Instructions specifically aimed at handling in-flight medical problems can help, the report said, and a helpful instructional session, including both a lecture and simulation, can be as short as 90 minutes.
Researchers developed a simulation-based course for teaching the handling of common in-flight medical problems, including fainting, an allergic reaction and respiratory problems, and commonly fatal problems such as cardiac arrest.
“The cases were designed to encourage prudent resource management and to force learners to engage in decisions regarding airplane diversion,” the report said. Researchers created a 15-item multiple choice quiz to assess students’ knowledge before and after the training session.
A simulated airplane cabin, with dimensions resembling those of a Boeing 737, was created, and medical students were recruited for participation from among those attending an elective class in wilderness and extreme environmental medicine. The report’s authors acknowledged that the ground simulation did not precisely replicate conditions of an actual flight when “the noise and vibrations may make diagnosis with a stethoscope challenging,” the report said.
The 18 students (third- and fourth-year medical students) participated in four simulated medical events. The quiz was administered before the course and again about 10 days later. Quiz results showed that the training session increased their skills in handling the simulated events, with mean scores of 75.6 percent on the pretest and 87 percent on the post-training test.
“While the sample size was relatively small, these results suggest that a brief simulation training session can significantly increase both familiarity and knowledge with respect to physician response to common in-flight medical emergencies,” the report said. Student response to the training was “overwhelmingly positive.”

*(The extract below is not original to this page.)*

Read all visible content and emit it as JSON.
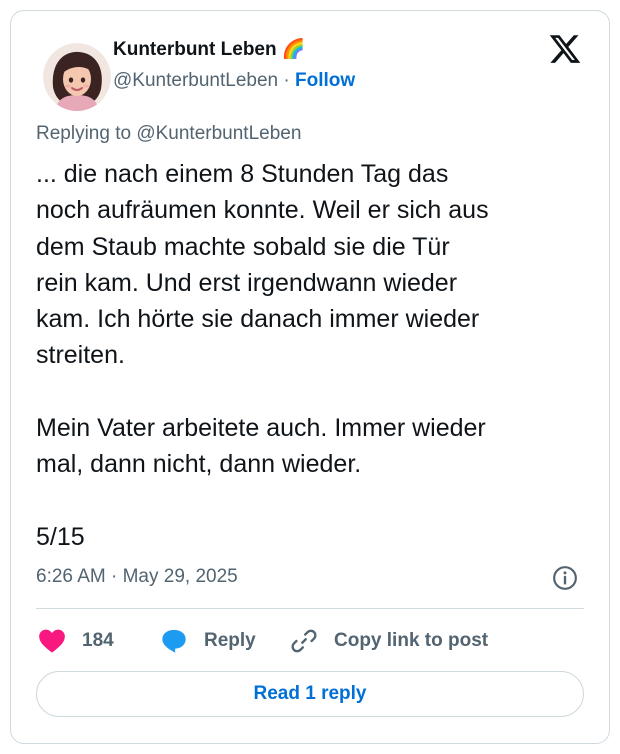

The report acknowledged limitations of the study, including the low enrollment and the absence of an additional quiz to evaluate longer-term retention of what was learned. Although the medical scenarios were selected in part because of the frequency of such in-flight events, the report’s authors said that other conditions also could be covered.
Despite the limitations, the report said that the study showed that simulated training for in-flight medical emergencies could be “a welcome addition to medical education opportunities for senior-level medical students,” and also could be modified to educate aircraft crewmembers.
Note
- Padaki, Amit; Redha, Waddaa; Clark, Todd; Nichols, Ty; Jacoby, Leah; Slivka, Rachael; Ranniger, Claudia; Lehnhardt, Kris. “Simulation Training for In-Flight Medical Emergencies Improves Provider Knowledge and Confidence.” Aerospace Medicine and Human Performance Volume 89 (December 2018): 1076–1079.